循環経済つなぐラボでは、企業や自治体による先進的なサーキュラーエコノミー(CE)の実践を取材し、水平展開できる「循環知(=サーキュラーエコノミー移行に向けた概念知と実践知の総称)」として抽出し、社会全体のCE移行を加速させる基盤を構築している。
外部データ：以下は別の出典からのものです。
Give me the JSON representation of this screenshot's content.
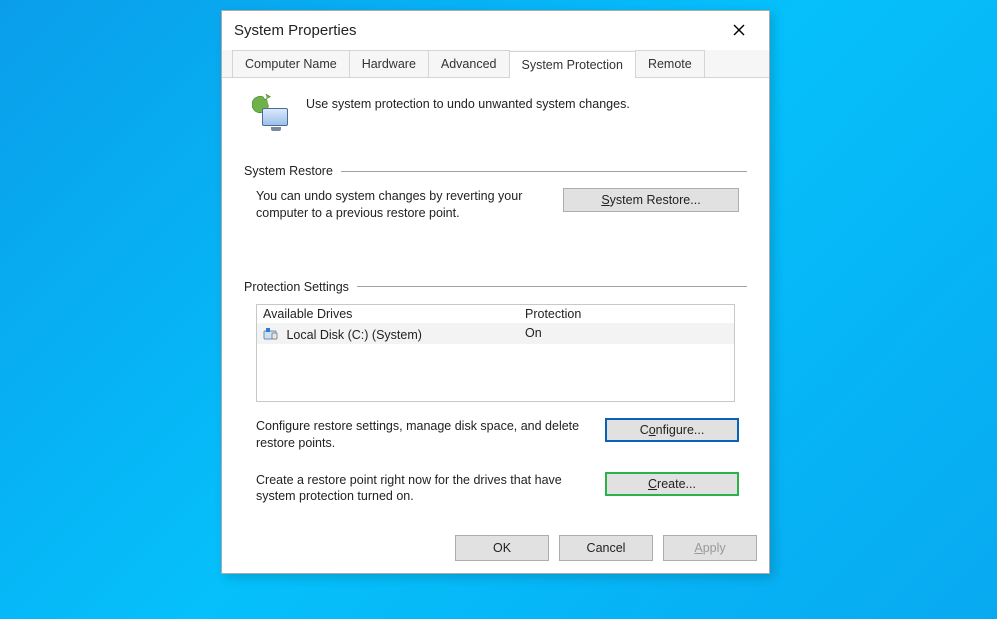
{
  "window": {
    "title": "System Properties"
  },
  "tabs": {
    "items": [
      "Computer Name",
      "Hardware",
      "Advanced",
      "System Protection",
      "Remote"
    ],
    "active": "System Protection"
  },
  "intro": {
    "text": "Use system protection to undo unwanted system changes."
  },
  "restore": {
    "heading": "System Restore",
    "desc": "You can undo system changes by reverting your computer to a previous restore point.",
    "button_prefix": "",
    "button_ul": "S",
    "button_rest": "ystem Restore..."
  },
  "settings": {
    "heading": "Protection Settings",
    "columns": {
      "c1": "Available Drives",
      "c2": "Protection"
    },
    "rows": [
      {
        "drive": "Local Disk (C:) (System)",
        "protection": "On"
      }
    ],
    "configure_desc": "Configure restore settings, manage disk space, and delete restore points.",
    "configure_prefix": "C",
    "configure_ul": "o",
    "configure_rest": "nfigure...",
    "create_desc": "Create a restore point right now for the drives that have system protection turned on.",
    "create_prefix": "",
    "create_ul": "C",
    "create_rest": "reate..."
  },
  "footer": {
    "ok": "OK",
    "cancel": "Cancel",
    "apply_prefix": "",
    "apply_ul": "A",
    "apply_rest": "pply"
  }
}
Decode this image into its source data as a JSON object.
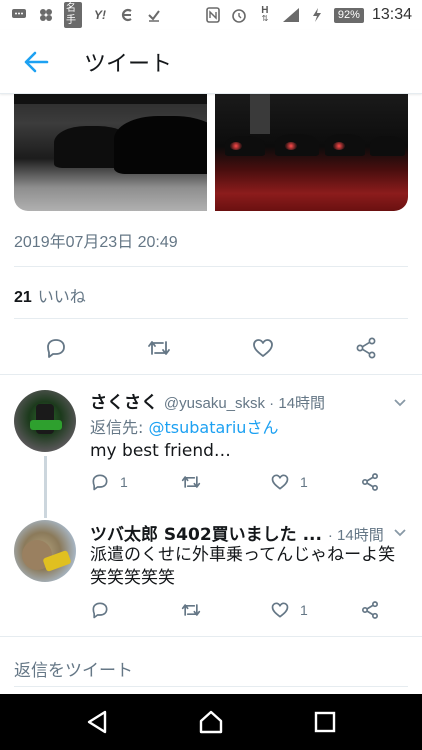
{
  "status_bar": {
    "left_icons": [
      "message-icon",
      "apps-icon",
      "meishi-icon",
      "yahoo-icon",
      "e-icon",
      "check-icon"
    ],
    "meishi_label": "名手",
    "yahoo_label": "Y!",
    "right_icons": [
      "nfc-icon",
      "alarm-icon",
      "hplus-icon",
      "signal-icon",
      "charging-icon"
    ],
    "hplus_label": "H",
    "battery": "92%",
    "time": "13:34"
  },
  "header": {
    "title": "ツイート"
  },
  "tweet": {
    "date": "2019年07月23日 20:49",
    "likes_count": "21",
    "likes_label": "いいね"
  },
  "replies": [
    {
      "name": "さくさく",
      "handle": "@yusaku_sksk · 14時間",
      "reply_to_prefix": "返信先: ",
      "reply_to_handle": "@tsubatariuさん",
      "text": "my best friend…",
      "reply_count": "1",
      "retweet_count": "",
      "like_count": "1"
    },
    {
      "name": "ツバ太郎 S402買いました ...",
      "handle": "· 14時間",
      "text": "派遣のくせに外車乗ってんじゃねーよ笑笑笑笑笑笑",
      "reply_count": "",
      "retweet_count": "",
      "like_count": "1"
    }
  ],
  "reply_input": {
    "placeholder": "返信をツイート"
  },
  "colors": {
    "accent": "#1da1f2",
    "secondary_text": "#657786",
    "primary_text": "#14171a"
  }
}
各回、「インタビュー(第1部)」と、循環知として翻訳する「循環知翻訳編(第2部)」で構成されている。

今回は、「おやさいクレヨン」で知られるmizuiro株式会社の代表取締役、木村尚子氏を取材した。同製品は、米ぬかをアップサイクルした米油とライスワックスをベースに、規格外野菜や農産物の生産過程で出る端材を粉末加工して配合したプロダクトだ。万が一、口に入れても安全な材料のみを使用しており、野菜を活用したクレヨンとしては、世界でも例がないという。その独創性と安全性に加え、食育などの教育的価値も評価され、子育て世帯を中心に幅広い支持を集めている。

昨今、未利用資源や規格外野菜、端材・残渣のアップサイクルや食品ロス削減の取り組みが増えているが、同社はこうした言葉や取り組みが社会に広がる以前の2010年代初頭から活動をスタートさせている。いわばこの分野における先駆者的存在といえる木村氏に、創業ストーリーに加え、ビジョンや事業構築、おやさいクレヨンの価値など、多角的な観点から話を伺った。

第2部では、インタビュー(第1部)を受け、同社の実践を循環知へと翻訳すべく、4つのキーワードで整理した。

1. 「美しさ」が循環の基盤(アート思考が「隠れた循環基盤」)

木村氏が抱く美しさへの感性をもとに、自身が腑に落ちるまで形を追求し続けた結果、事業は自ずとCEの原則に合致する。

それは、素材選びの変遷にも現れている。「天然由来原料が理想的だと思っていましたが、その時点でできることを実践しながら、徐々に理想形に近づけていきました。試作段階では石油由来、それから蜜蝋、そして植物油へと原料を変えていきました。最終的に米油を活用することになりましたが、米と野菜の組み合わせになり、ストーリーとしても日本的だと思っています」と語る。理想を持ちながら少しずつ歩みを進めていった。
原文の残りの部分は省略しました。